To do math or save memory, you must have the correct types. In Polars, the fast and easy way to fix this is with .cast().
The .cast() Method
cast() is a Polars Expression that you use inside with_columns.
The Setup
Let’s create a DataFrame with the wrong types.
import polars as pl
df = pl.DataFrame({
"id": ["1", "2", "3"], # This is a string
"sales": ["100.50", "200.00", "99.25"], # This is a string
"category": ["A", "B", "A"] # This is a string
})
print(df.dtypes)
# Output: [str, str, str]How to Convert (Cast) Types
Let’s fix all three columns at once.
df_clean = df.with_columns(
# Cast "id" to a 32-bit Integer
pl.col("id").cast(pl.Int32),
# Cast "sales" to a 64-bit Float (for decimals)

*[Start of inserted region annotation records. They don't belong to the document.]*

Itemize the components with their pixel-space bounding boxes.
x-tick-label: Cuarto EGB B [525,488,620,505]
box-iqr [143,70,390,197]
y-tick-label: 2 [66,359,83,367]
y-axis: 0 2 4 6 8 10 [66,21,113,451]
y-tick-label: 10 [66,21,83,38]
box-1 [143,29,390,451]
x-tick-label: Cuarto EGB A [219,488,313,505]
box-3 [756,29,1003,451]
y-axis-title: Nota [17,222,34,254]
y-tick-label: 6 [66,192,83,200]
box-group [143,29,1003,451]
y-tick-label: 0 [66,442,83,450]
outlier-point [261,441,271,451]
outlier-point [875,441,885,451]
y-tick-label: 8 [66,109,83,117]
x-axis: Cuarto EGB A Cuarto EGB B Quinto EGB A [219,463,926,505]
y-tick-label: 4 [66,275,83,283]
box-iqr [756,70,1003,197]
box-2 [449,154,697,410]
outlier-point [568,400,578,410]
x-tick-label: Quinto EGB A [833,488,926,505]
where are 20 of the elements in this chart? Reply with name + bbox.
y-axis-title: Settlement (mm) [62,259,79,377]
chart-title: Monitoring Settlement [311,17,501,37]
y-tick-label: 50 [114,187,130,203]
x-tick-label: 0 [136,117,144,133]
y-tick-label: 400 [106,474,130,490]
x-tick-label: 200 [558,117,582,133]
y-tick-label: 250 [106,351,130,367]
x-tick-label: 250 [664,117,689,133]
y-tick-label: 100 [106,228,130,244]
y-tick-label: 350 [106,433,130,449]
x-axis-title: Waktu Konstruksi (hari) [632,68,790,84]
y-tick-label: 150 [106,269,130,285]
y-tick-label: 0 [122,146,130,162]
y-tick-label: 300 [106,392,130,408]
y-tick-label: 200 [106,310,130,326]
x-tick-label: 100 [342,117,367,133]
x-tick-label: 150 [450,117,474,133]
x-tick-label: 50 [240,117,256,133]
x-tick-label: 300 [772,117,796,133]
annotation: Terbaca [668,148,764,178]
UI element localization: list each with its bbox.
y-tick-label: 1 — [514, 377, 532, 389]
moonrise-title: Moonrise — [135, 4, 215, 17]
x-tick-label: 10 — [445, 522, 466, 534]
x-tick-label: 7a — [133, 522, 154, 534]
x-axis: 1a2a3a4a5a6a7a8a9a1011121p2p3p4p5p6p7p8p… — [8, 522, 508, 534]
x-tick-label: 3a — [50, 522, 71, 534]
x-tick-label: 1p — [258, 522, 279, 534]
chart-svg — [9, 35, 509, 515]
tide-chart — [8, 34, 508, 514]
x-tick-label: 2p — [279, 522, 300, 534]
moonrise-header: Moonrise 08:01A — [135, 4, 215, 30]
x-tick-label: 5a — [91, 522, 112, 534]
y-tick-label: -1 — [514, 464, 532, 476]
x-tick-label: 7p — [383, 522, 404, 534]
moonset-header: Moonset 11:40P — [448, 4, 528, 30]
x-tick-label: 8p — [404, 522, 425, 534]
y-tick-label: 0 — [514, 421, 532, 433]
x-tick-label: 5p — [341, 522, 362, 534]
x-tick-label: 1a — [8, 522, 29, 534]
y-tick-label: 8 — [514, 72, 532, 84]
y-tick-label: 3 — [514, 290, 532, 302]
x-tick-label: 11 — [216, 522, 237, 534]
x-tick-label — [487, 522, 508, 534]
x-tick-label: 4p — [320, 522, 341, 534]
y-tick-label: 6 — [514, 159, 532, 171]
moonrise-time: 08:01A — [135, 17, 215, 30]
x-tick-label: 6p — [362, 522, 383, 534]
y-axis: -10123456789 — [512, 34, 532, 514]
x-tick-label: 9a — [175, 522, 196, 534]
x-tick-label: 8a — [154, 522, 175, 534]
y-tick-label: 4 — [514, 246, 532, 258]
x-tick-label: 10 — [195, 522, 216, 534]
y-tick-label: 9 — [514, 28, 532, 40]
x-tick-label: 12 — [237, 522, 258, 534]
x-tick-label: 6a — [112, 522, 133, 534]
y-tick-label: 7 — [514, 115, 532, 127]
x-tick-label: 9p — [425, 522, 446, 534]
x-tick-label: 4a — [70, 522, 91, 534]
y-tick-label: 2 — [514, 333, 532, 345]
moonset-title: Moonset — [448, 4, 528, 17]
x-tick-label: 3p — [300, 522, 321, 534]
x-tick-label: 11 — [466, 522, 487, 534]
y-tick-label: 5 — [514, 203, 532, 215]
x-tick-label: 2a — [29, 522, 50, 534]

pl.col("sales").cast(pl.Float64),
# Cast "category" to Categorical for memory savings
pl.col("category").cast(pl.Categorical)
)
print(df_clean.dtypes)
# Output: [i32, f64, cat]This is the fundamental first step of data cleaning. By setting the correct types, your math will work, your memory usage will drop, and your join and groupby operations will be significantly faster.
Key Takeaways
- Polars and Pandas may incorrectly guess data types when loading a CSV, which can lead to issues.
- To ensure correct data types, you can use the .cast() method in Polars, which helps fix type mismatches.
- Casting is essential for efficient data cleaning, improving math operations, reducing memory usage, and speeding up joins and group operations.